The Power of the Present Moment
The world is waking up to something essential: Presence heals.
We're seeing the research connect screen time to anxiety, and we're watching our children's nervous systems calm when we put the devices down and simply be with them. [1]
We're noticing how they light up when we meet them in the here and now, when we're not distracted, not planning the next thing, but fully present with them.
This isn't just about kids. If you're navigating divorce, rebuilding your life, or moving through any season of stress and transition, these practices are for you too.
Because here's the truth: We can't give our children what we don't have ourselves.
If we want them to be grounded, we need to practice grounding. If we want them to know how to self-soothe, we need to learn it first. If we want them to trust their own capacity to find calm in the chaos, we have to model it.
So today, I'm sharing two simple, powerful mindfulness exercises. Teach them to your children. Practice them yourself. Use them when emotions feel too big, when your mind won't stop spinning, when you need to return to your body and remember: I am here. I am safe.

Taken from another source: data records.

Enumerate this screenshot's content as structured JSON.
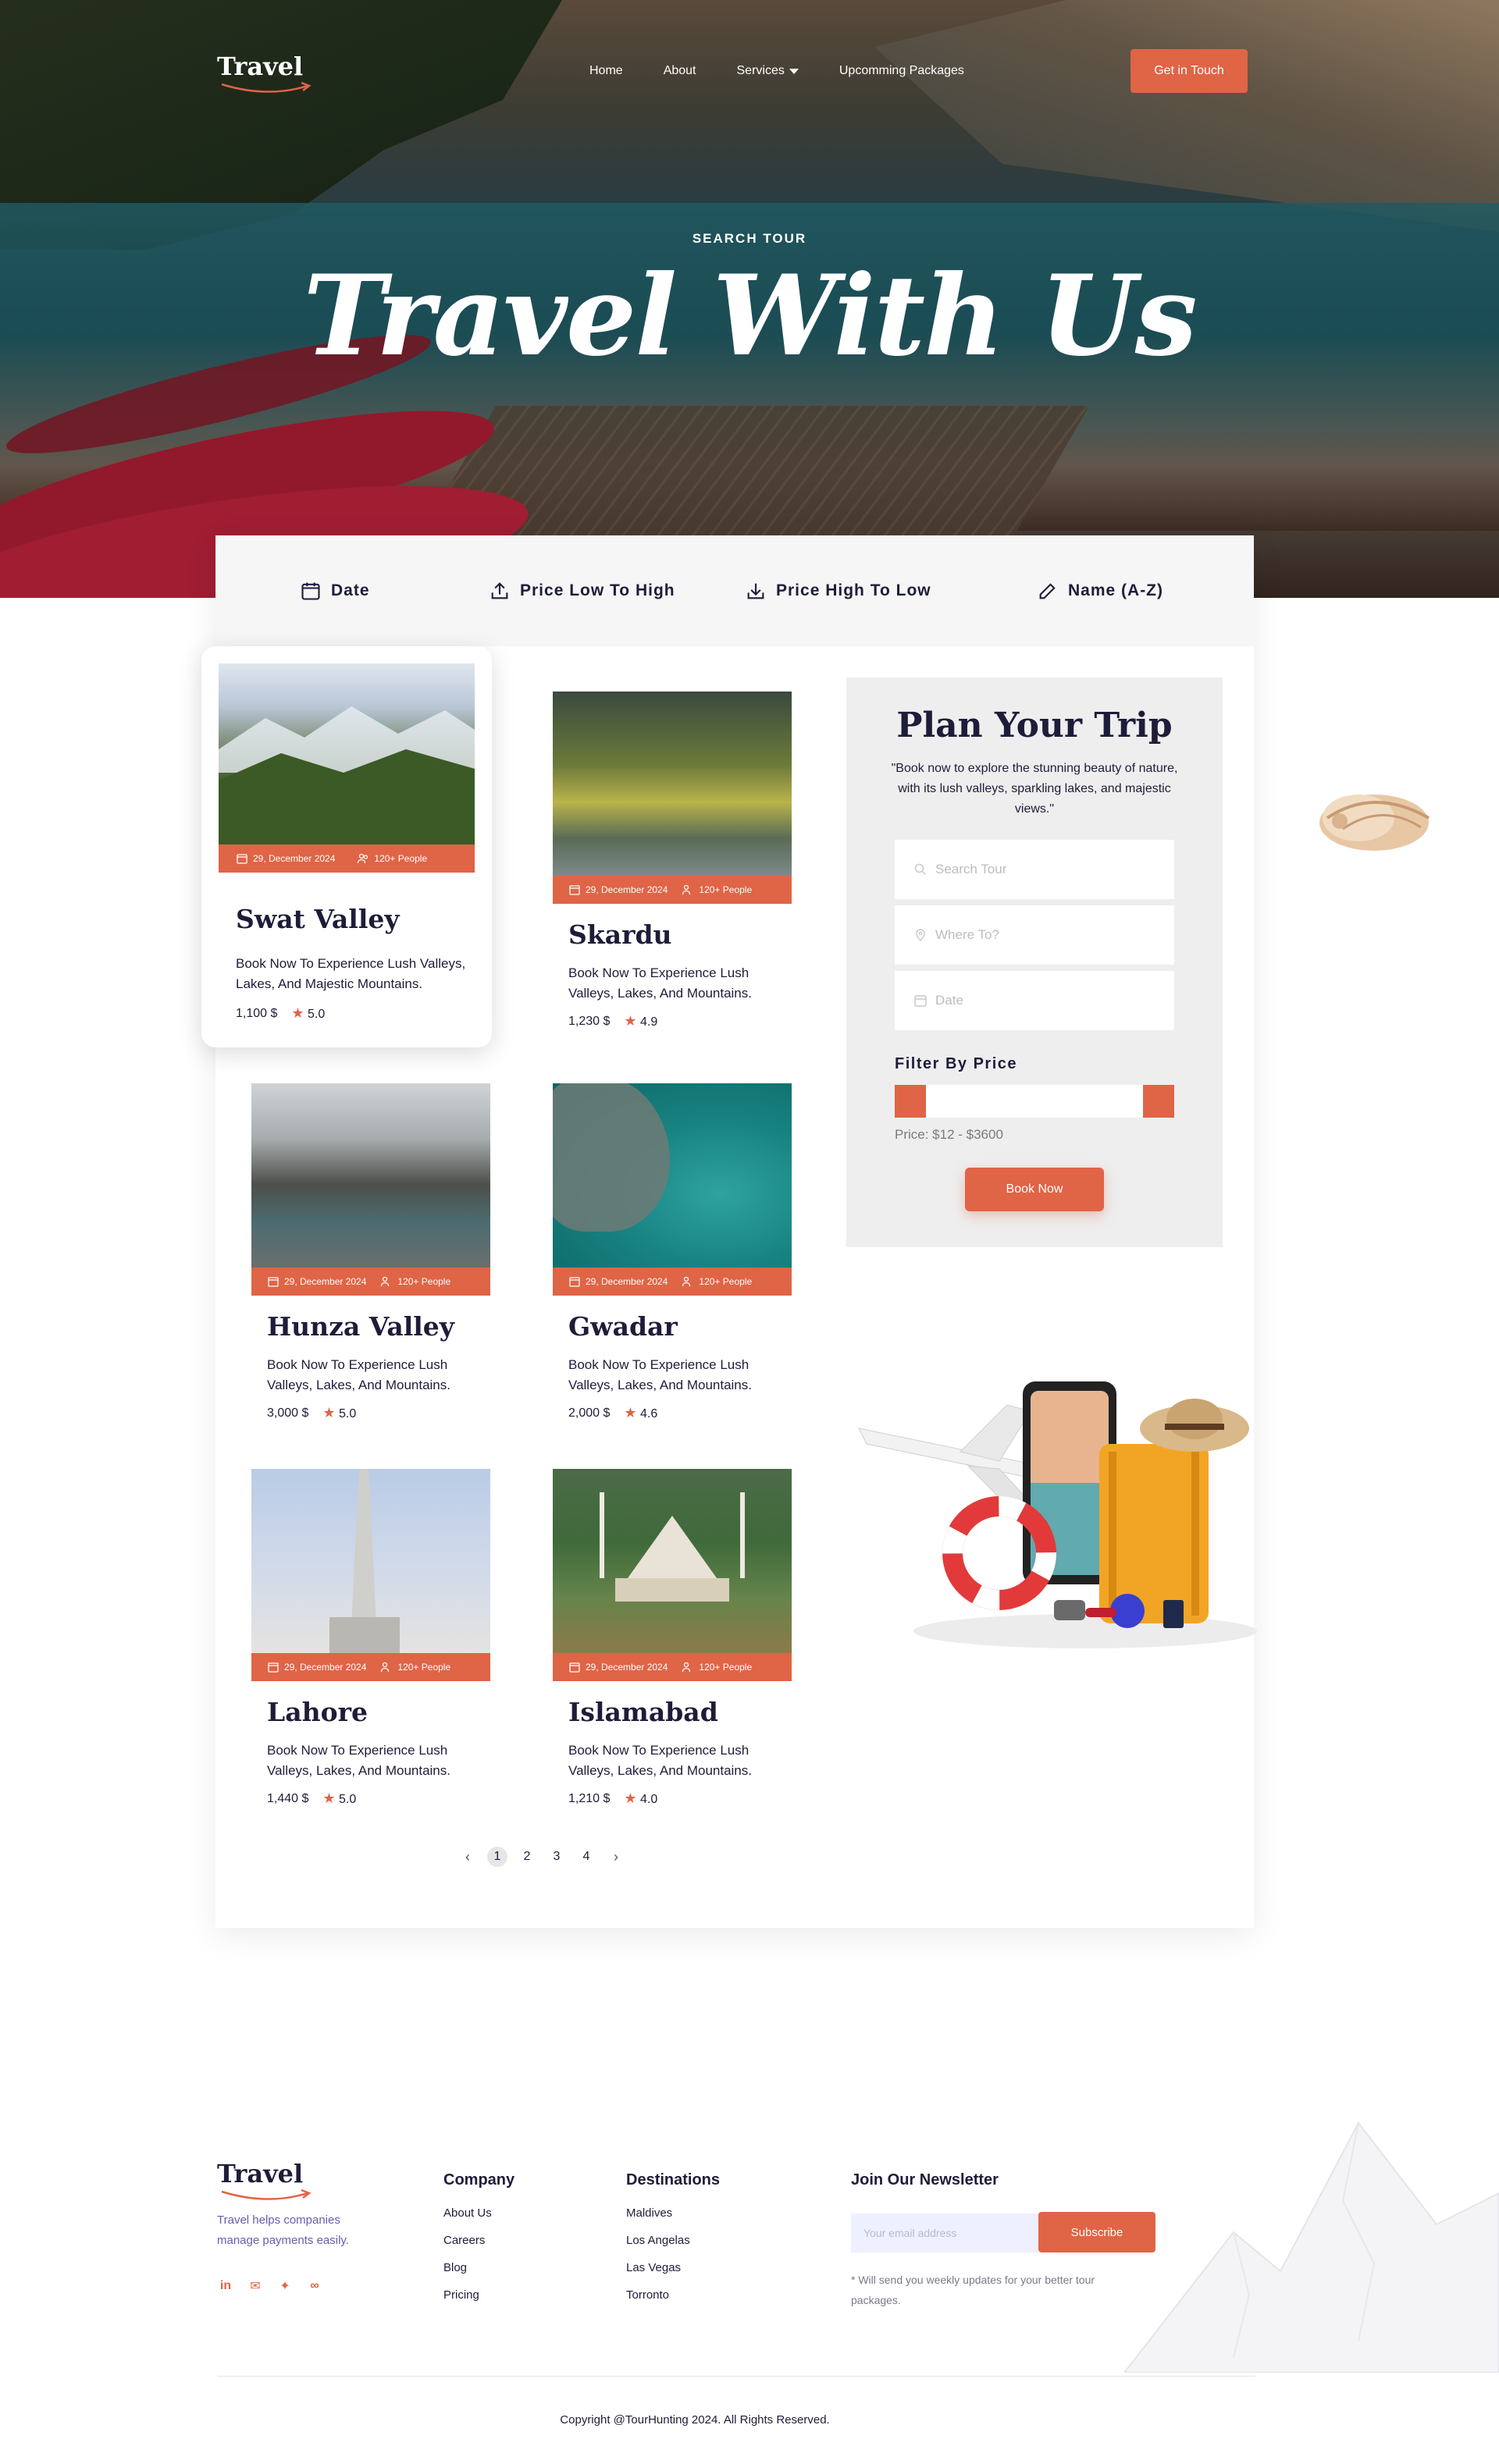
{
  "nav": {
    "logo": "Travel",
    "links": [
      "Home",
      "About",
      "Services",
      "Upcomming Packages"
    ],
    "cta": "Get in Touch"
  },
  "hero": {
    "kicker": "SEARCH TOUR",
    "title": "Travel With Us"
  },
  "sort": {
    "items": [
      {
        "label": "Date",
        "icon": "calendar-icon"
      },
      {
        "label": "Price Low To High",
        "icon": "upload-icon"
      },
      {
        "label": "Price High To Low",
        "icon": "download-icon"
      },
      {
        "label": "Name (A-Z)",
        "icon": "pencil-icon"
      }
    ]
  },
  "tours": [
    {
      "name": "Swat Valley",
      "date": "29, December 2024",
      "people": "120+ People",
      "desc": "Book Now To Experience Lush Valleys, Lakes, And Majestic Mountains.",
      "price": "1,100 $",
      "rating": "5.0"
    },
    {
      "name": "Skardu",
      "date": "29, December 2024",
      "people": "120+ People",
      "desc": "Book Now To  Experience Lush Valleys, Lakes, And Mountains.",
      "price": "1,230 $",
      "rating": "4.9"
    },
    {
      "name": "Hunza Valley",
      "date": "29, December 2024",
      "people": "120+ People",
      "desc": "Book Now To  Experience Lush Valleys, Lakes, And Mountains.",
      "price": "3,000 $",
      "rating": "5.0"
    },
    {
      "name": "Gwadar",
      "date": "29, December 2024",
      "people": "120+ People",
      "desc": "Book Now To  Experience Lush Valleys, Lakes, And Mountains.",
      "price": "2,000 $",
      "rating": "4.6"
    },
    {
      "name": "Lahore",
      "date": "29, December 2024",
      "people": "120+ People",
      "desc": "Book Now To  Experience Lush Valleys, Lakes, And Mountains.",
      "price": "1,440 $",
      "rating": "5.0"
    },
    {
      "name": "Islamabad",
      "date": "29, December 2024",
      "people": "120+ People",
      "desc": "Book Now To  Experience Lush Valleys, Lakes, And Mountains.",
      "price": "1,210 $",
      "rating": "4.0"
    }
  ],
  "plan": {
    "title": "Plan Your Trip",
    "text": "\"Book now to explore the stunning beauty of nature, with its lush valleys, sparkling lakes, and majestic views.\"",
    "search_placeholder": "Search Tour",
    "where_placeholder": "Where To?",
    "date_placeholder": "Date",
    "filter_label": "Filter By Price",
    "price_range": "Price: $12 - $3600",
    "book": "Book Now"
  },
  "pagination": {
    "pages": [
      "1",
      "2",
      "3",
      "4"
    ],
    "active": "1",
    "prev": "‹",
    "next": "›"
  },
  "footer": {
    "logo": "Travel",
    "tagline": "Travel helps companies manage payments easily.",
    "socials": [
      "linkedin-icon",
      "messenger-icon",
      "twitter-icon",
      "infinity-icon"
    ],
    "company": {
      "title": "Company",
      "links": [
        "About Us",
        "Careers",
        "Blog",
        "Pricing"
      ]
    },
    "destinations": {
      "title": "Destinations",
      "links": [
        "Maldives",
        "Los Angelas",
        "Las Vegas",
        "Torronto"
      ]
    },
    "newsletter": {
      "title": "Join Our Newsletter",
      "placeholder": "Your email address",
      "button": "Subscribe",
      "note": "* Will send you weekly updates for your better tour packages."
    },
    "copyright": "Copyright @TourHunting 2024. All Rights Reserved."
  },
  "colors": {
    "accent": "#e06446",
    "ink": "#1d1d3a",
    "panel_grey": "#eeeeee"
  }
}
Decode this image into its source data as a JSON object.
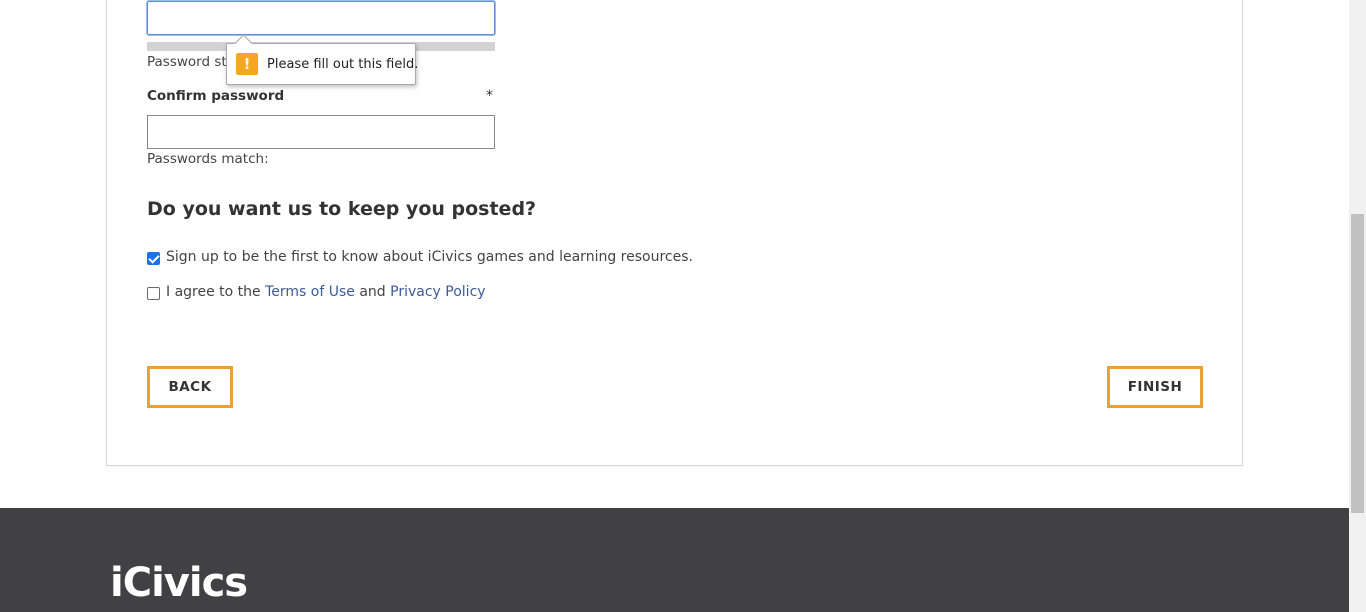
{
  "form": {
    "password_strength_label": "Password strength:",
    "tooltip_text": "Please fill out this field.",
    "tooltip_icon": "warning-icon",
    "confirm_label": "Confirm password",
    "required_marker": "*",
    "passwords_match_label": "Passwords match:"
  },
  "newsletter": {
    "heading": "Do you want us to keep you posted?",
    "signup_label": "Sign up to be the first to know about iCivics games and learning resources.",
    "signup_checked": true,
    "agree_prefix": "I agree to the",
    "terms_link": "Terms of Use",
    "agree_and": "and",
    "privacy_link": "Privacy Policy",
    "agree_checked": false
  },
  "buttons": {
    "back_label": "BACK",
    "finish_label": "FINISH"
  },
  "footer": {
    "logo_text": "iCivics"
  },
  "colors": {
    "accent": "#f0a030",
    "link": "#3d5a99",
    "footer_bg": "#414143",
    "warning": "#f5a623"
  }
}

I have what I need.
1. Peace Begins With Me: A Mantra for Grounding

Photo by Sergey Chayko
This practice uses a simple mantra combined with bilateral movement: touching fingertips. This activate both hemispheres of the brain and bring you into the present moment.
When to use this:
When things feel chaotic or overwhelming (at school, at home, before a difficult conversation)
At the beginning of the day to set a grounded tone
After a triggering moment or transition
When emotions feel too big to hold
How to practice:
Sit comfortably. Take a breath.
As you say each word of the phrase "Peace begins with me," touch your thumb to each fingertip in turn on both hands:
Peace – Touch thumbs to pointer fingers
Begins – Touch thumbs to middle fingers
With – Touch thumbs to ring fingers
Me – Touch thumbs to pinkies
Repeat this sequence 10 times (or more if needed).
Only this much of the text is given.